How does that relate to your relationship with reading?
I didn’t fall in love with reading until a few years ago when I didn’t get into my PhD program at the University of Maryland. I’ve always been a strong teacher because I love teaching and I love kids, but I was not grounded in theory. My professor was so upset when I didn’t get into the program, but she gave me a book by bell hooks and said, “Start with this—this is critical race theory.” And bell hooks not only helped me begin to read theory, but she helped me forgive my family members who had hurt me. She talks about mental health, shame in the black community, lack of love, and things that are direct results of post-traumatic slave syndrome. I read that and thought, “Woah! This is everybody that I’m around!” There were so many nuanced things that I began to see when I got into theory, and I got addicted to that fast.

Then I fell into my deepest depression in 2015 and I was unable to do anything but read. I found my sanity in reading about people who are bipolar and schizophrenic, and I was like, “Oh my god—this is me, this is my mother, this is my grandmother.” Reading really healed me. And these weren’t just books by black authors. You gotta read everybody. Because our stories are in everybody’s stories. I don’t give my kids as many books by black authors as people assume that I do. I used to do that before I began reading as much because I thought that’s what my students needed. Now I’m like, ‘I want you to read about this child in India whose mother was killed, and this little boy in Africa who had to escape, and this little girl in Mexico.’ I want them to see themselves in all of these people. And then we can bring it back to Baltimore.

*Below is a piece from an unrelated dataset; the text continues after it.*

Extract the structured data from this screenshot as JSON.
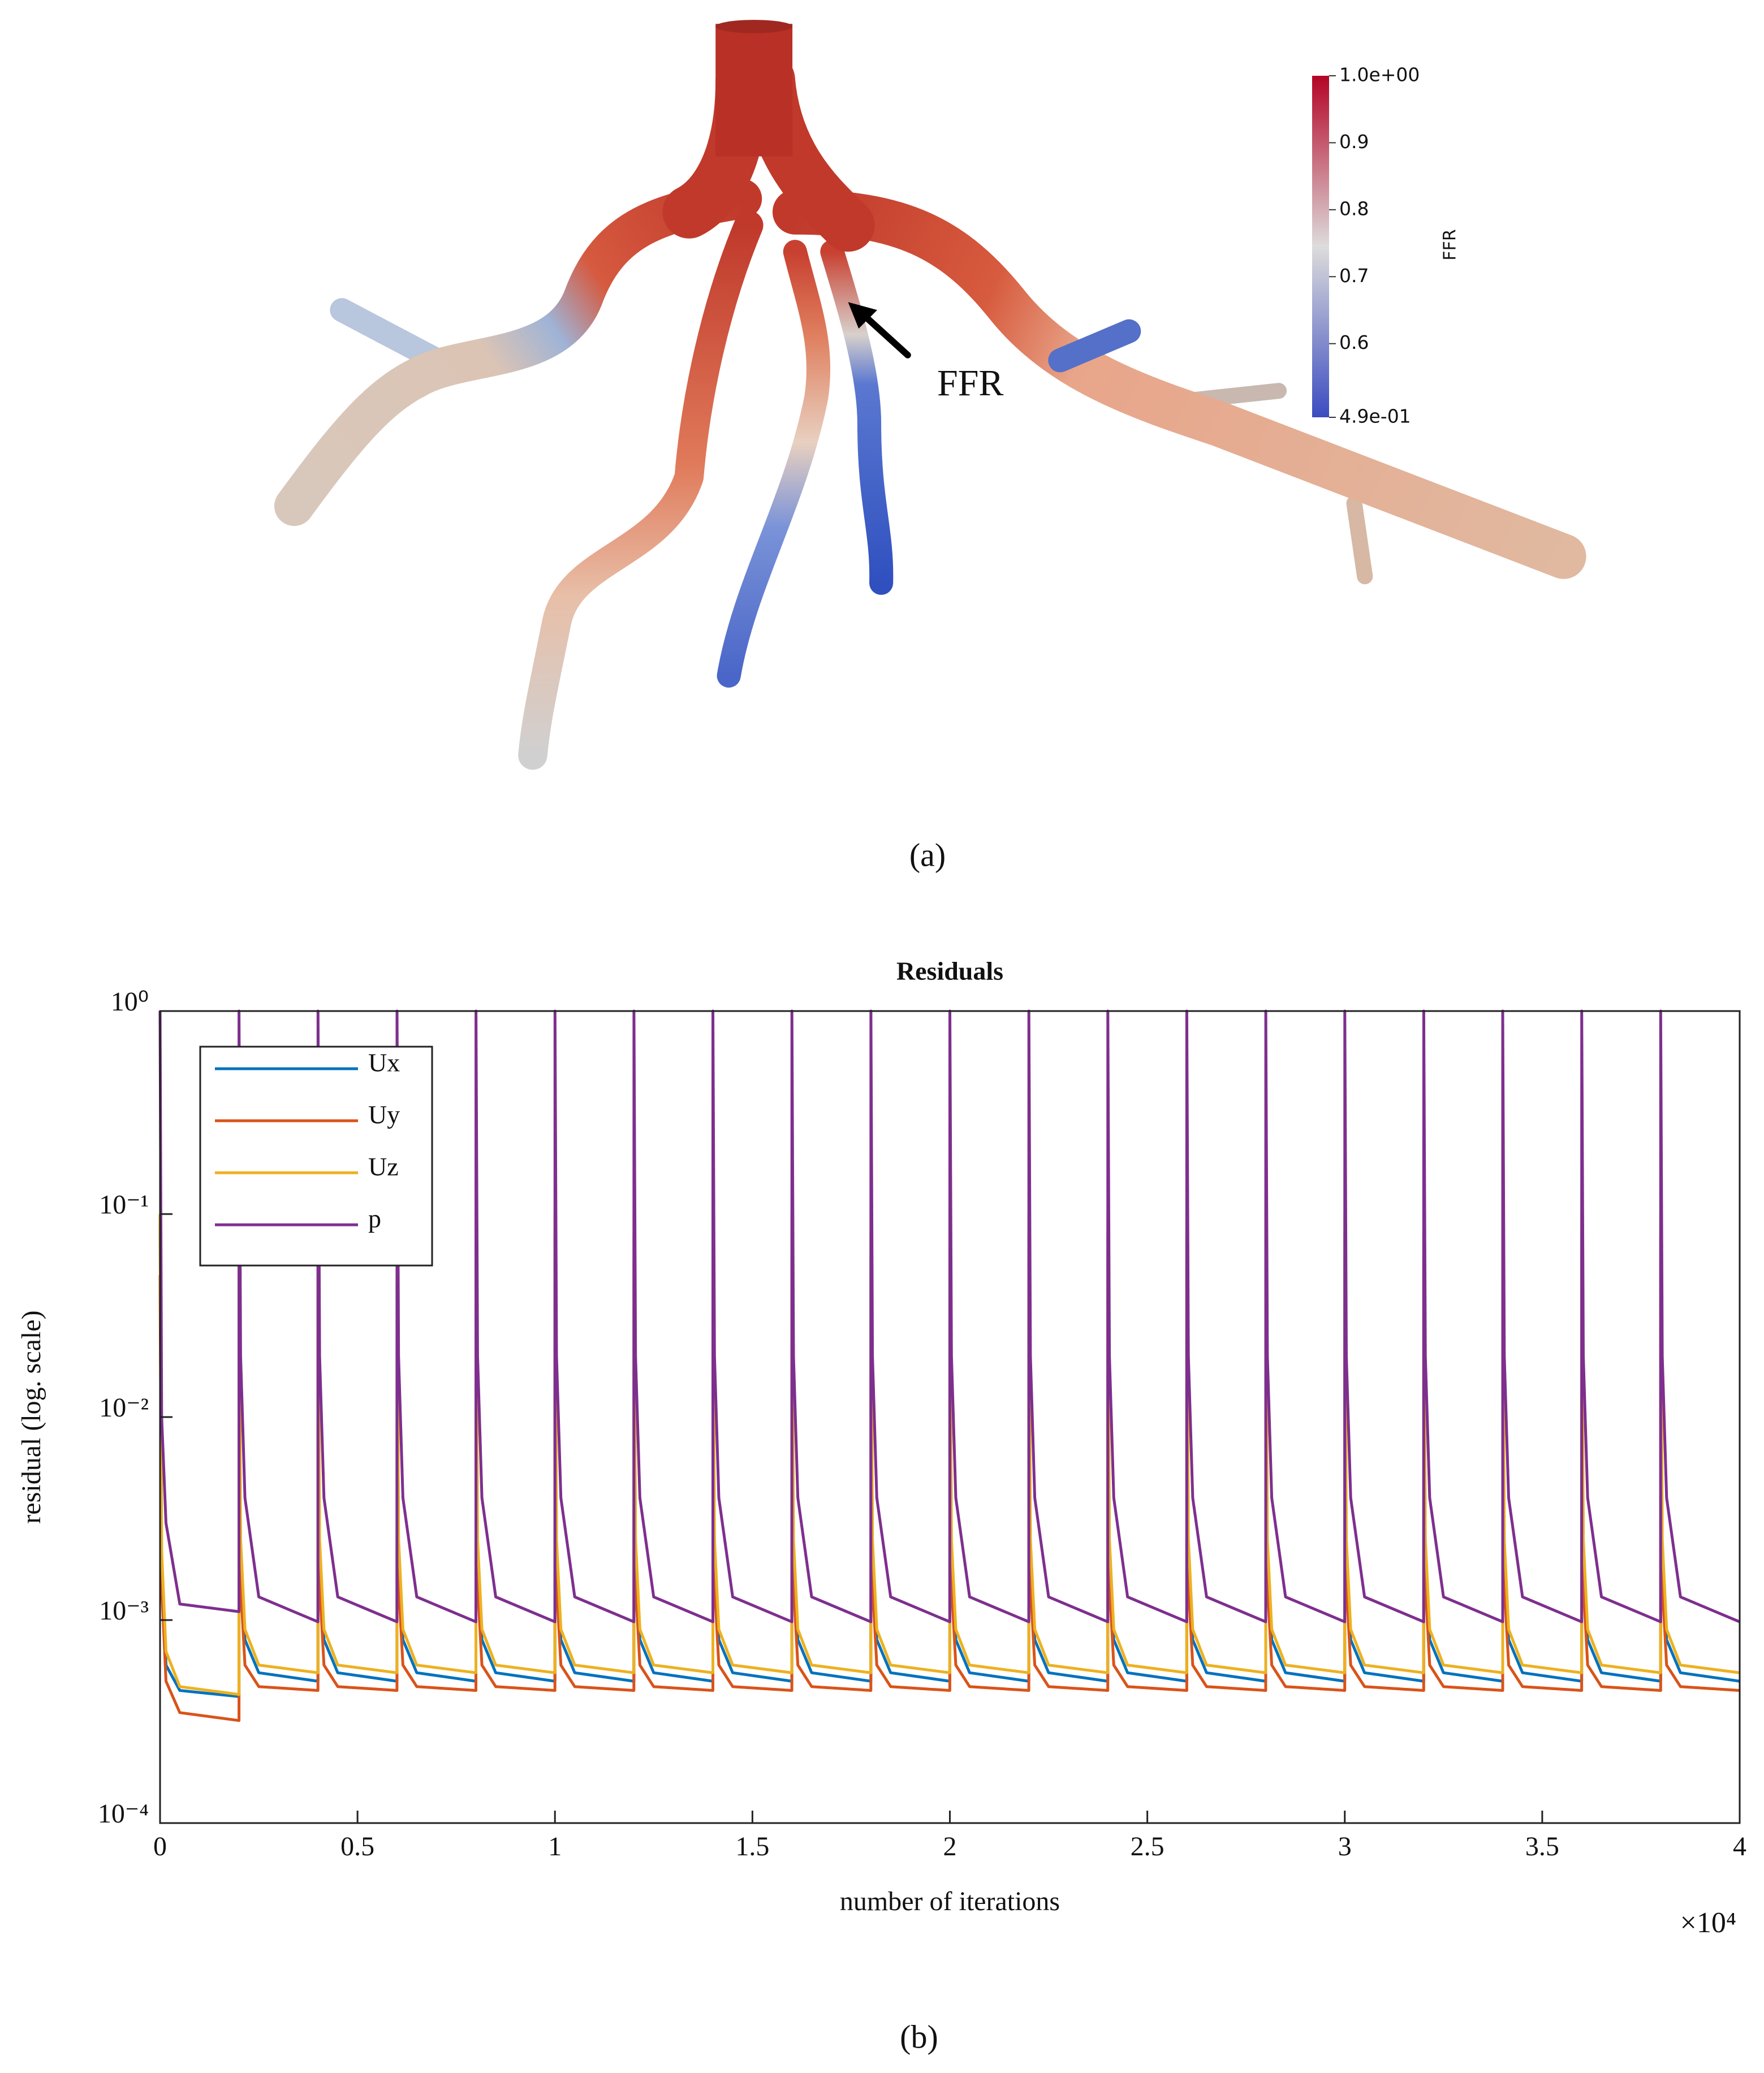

What are some of the books that you’re teaching this year? How do you motivate students to read extra books that are outside of the curriculum?
We have to teach The Crossover, which is a narrative poem about a kid who plays basketball and his dad dies at the end. I think it’s a good book, but I don’t love it so I added three more. I have this chart that says Master Reader, and if you read five books in the marking period, then you’re a master. If you only read one, then you’re a reader. It’s not a competition; it’s more of a discussion. I let them know that not everyone is going to [read] five books. You may only do one, and that’s okay. And why did you only do one and someone else did five? When you go home, you have to help your mom; when they go home, they’re chillin’, so they have more time. We have these open discussions where we talk about how intimate reading is and how diverse we are as learners.

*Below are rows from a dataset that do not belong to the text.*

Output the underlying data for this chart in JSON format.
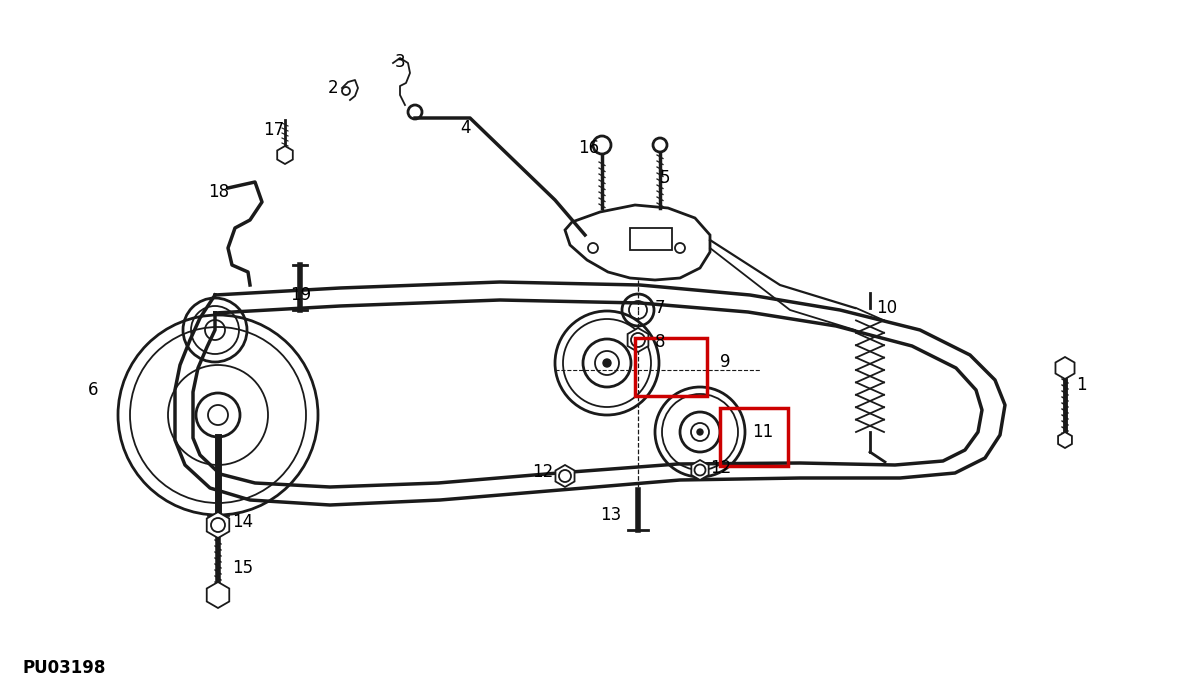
{
  "bg_color": "#ffffff",
  "line_color": "#1a1a1a",
  "label_color": "#000000",
  "red_box_color": "#cc0000",
  "figure_id": "PU03198",
  "lw_belt": 2.5,
  "lw_main": 2.0,
  "lw_thin": 1.3
}
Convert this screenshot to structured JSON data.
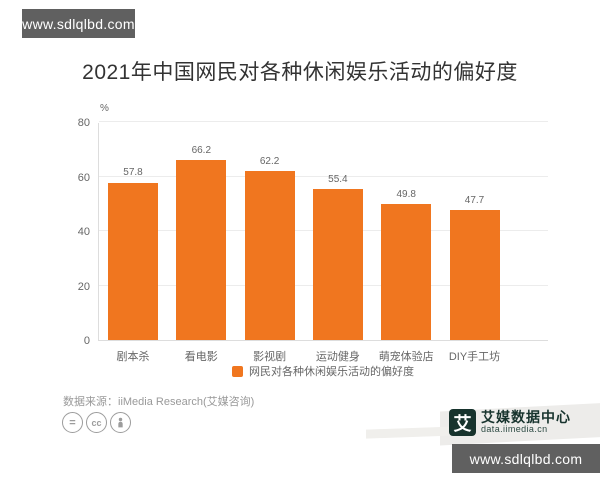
{
  "watermark_top": {
    "text": "www.sdlqlbd.com"
  },
  "watermark_bottom": {
    "text": "www.sdlqlbd.com"
  },
  "chart_data": {
    "type": "bar",
    "title": "2021年中国网民对各种休闲娱乐活动的偏好度",
    "categories": [
      "剧本杀",
      "看电影",
      "影视剧",
      "运动健身",
      "萌宠体验店",
      "DIY手工坊"
    ],
    "values": [
      57.8,
      66.2,
      62.2,
      55.4,
      49.8,
      47.7
    ],
    "unit": "%",
    "ylim": [
      0,
      80
    ],
    "yticks": [
      0,
      20,
      40,
      60,
      80
    ],
    "grid": true,
    "bar_color": "#F0761F",
    "legend_entries": [
      "网民对各种休闲娱乐活动的偏好度"
    ],
    "legend_position": "bottom"
  },
  "legend": {
    "label": "网民对各种休闲娱乐活动的偏好度",
    "color": "#F0761F"
  },
  "source": {
    "text": "数据来源：iiMedia Research(艾媒咨询)"
  },
  "license_icons": [
    "equals-icon",
    "cc-icon",
    "person-icon"
  ],
  "brand": {
    "logo_char": "艾",
    "name": "艾媒数据中心",
    "url": "data.iimedia.cn",
    "color": "#17332d"
  }
}
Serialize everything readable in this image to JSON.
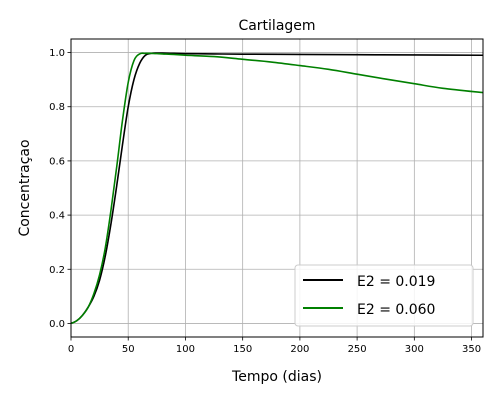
{
  "chart_data": {
    "type": "line",
    "title": "Cartilagem",
    "xlabel": "Tempo (dias)",
    "ylabel": "Concentraçao",
    "xlim": [
      0,
      360
    ],
    "ylim": [
      -0.05,
      1.05
    ],
    "xticks": [
      0,
      50,
      100,
      150,
      200,
      250,
      300,
      350
    ],
    "yticks": [
      0.0,
      0.2,
      0.4,
      0.6,
      0.8,
      1.0
    ],
    "xtick_labels": [
      "0",
      "50",
      "100",
      "150",
      "200",
      "250",
      "300",
      "350"
    ],
    "ytick_labels": [
      "0.0",
      "0.2",
      "0.4",
      "0.6",
      "0.8",
      "1.0"
    ],
    "grid": true,
    "legend_position": "bottom-right",
    "series": [
      {
        "name": "E2 = 0.019",
        "color": "#000000",
        "x": [
          0,
          5,
          10,
          15,
          20,
          25,
          30,
          35,
          40,
          45,
          50,
          55,
          60,
          65,
          70,
          75,
          80,
          90,
          100,
          125,
          150,
          200,
          250,
          300,
          360
        ],
        "y": [
          0.0,
          0.01,
          0.03,
          0.06,
          0.1,
          0.16,
          0.25,
          0.37,
          0.51,
          0.66,
          0.8,
          0.9,
          0.96,
          0.99,
          0.997,
          0.998,
          0.998,
          0.997,
          0.996,
          0.995,
          0.994,
          0.993,
          0.992,
          0.991,
          0.99
        ]
      },
      {
        "name": "E2 = 0.060",
        "color": "#008000",
        "x": [
          0,
          5,
          10,
          15,
          20,
          25,
          30,
          35,
          40,
          45,
          50,
          55,
          60,
          65,
          70,
          75,
          80,
          90,
          100,
          125,
          150,
          175,
          200,
          225,
          250,
          275,
          300,
          325,
          360
        ],
        "y": [
          0.0,
          0.01,
          0.03,
          0.06,
          0.11,
          0.18,
          0.28,
          0.42,
          0.58,
          0.75,
          0.89,
          0.97,
          0.995,
          0.997,
          0.997,
          0.996,
          0.995,
          0.993,
          0.99,
          0.985,
          0.975,
          0.965,
          0.952,
          0.938,
          0.92,
          0.902,
          0.885,
          0.868,
          0.852
        ]
      }
    ]
  }
}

Tell us about last year’s after-school trip to the new Baltimore City Correctional Center with your Reading Club students.
The jail trip was big for me because we didn’t have books [in my classroom] last year. All the books I have this year came from a book drive on Instagram, and now there are enough for kids to read at home in addition to the class set. How does the city give the jail $32 million, but our schools are lacking? So I walked the kids down to the jail and let them see. Where are the playgrounds? Why do we have all these Chinese restaurants and liquor stores and carryouts? Where’s the actual supermarket? For the kids, it was eye-opening. I let them ask all of the questions.

How have your students affected your life?
The children that I’m teaching are my family. I don’t know how, and I honestly don’t care how, but the work that I’m doing is beyond me, and I take a lot of pride in that. It’s really an honor, and it allows me to trust the process. I had a student who was murdered at barely 22 years old and had a 6-year-old daughter. I can hear his voice saying, “Now I’m actually with you, Ms. Clay, while you’re dealing with these boys. You won’t lose another one.” I can feel that, I can hear that, I can see it in the butterflies, I can feel it in the wind, and I know that everything’s going to be good. That’s why, for me, I would call Baltimore ‘Charm City’. It’s like that witchy charm. And not witchy with a notion of scary, harmful magic. It’s the magic that most people don’t know is inside of them. And I get to pull that out of these kids, and they pull it out of me.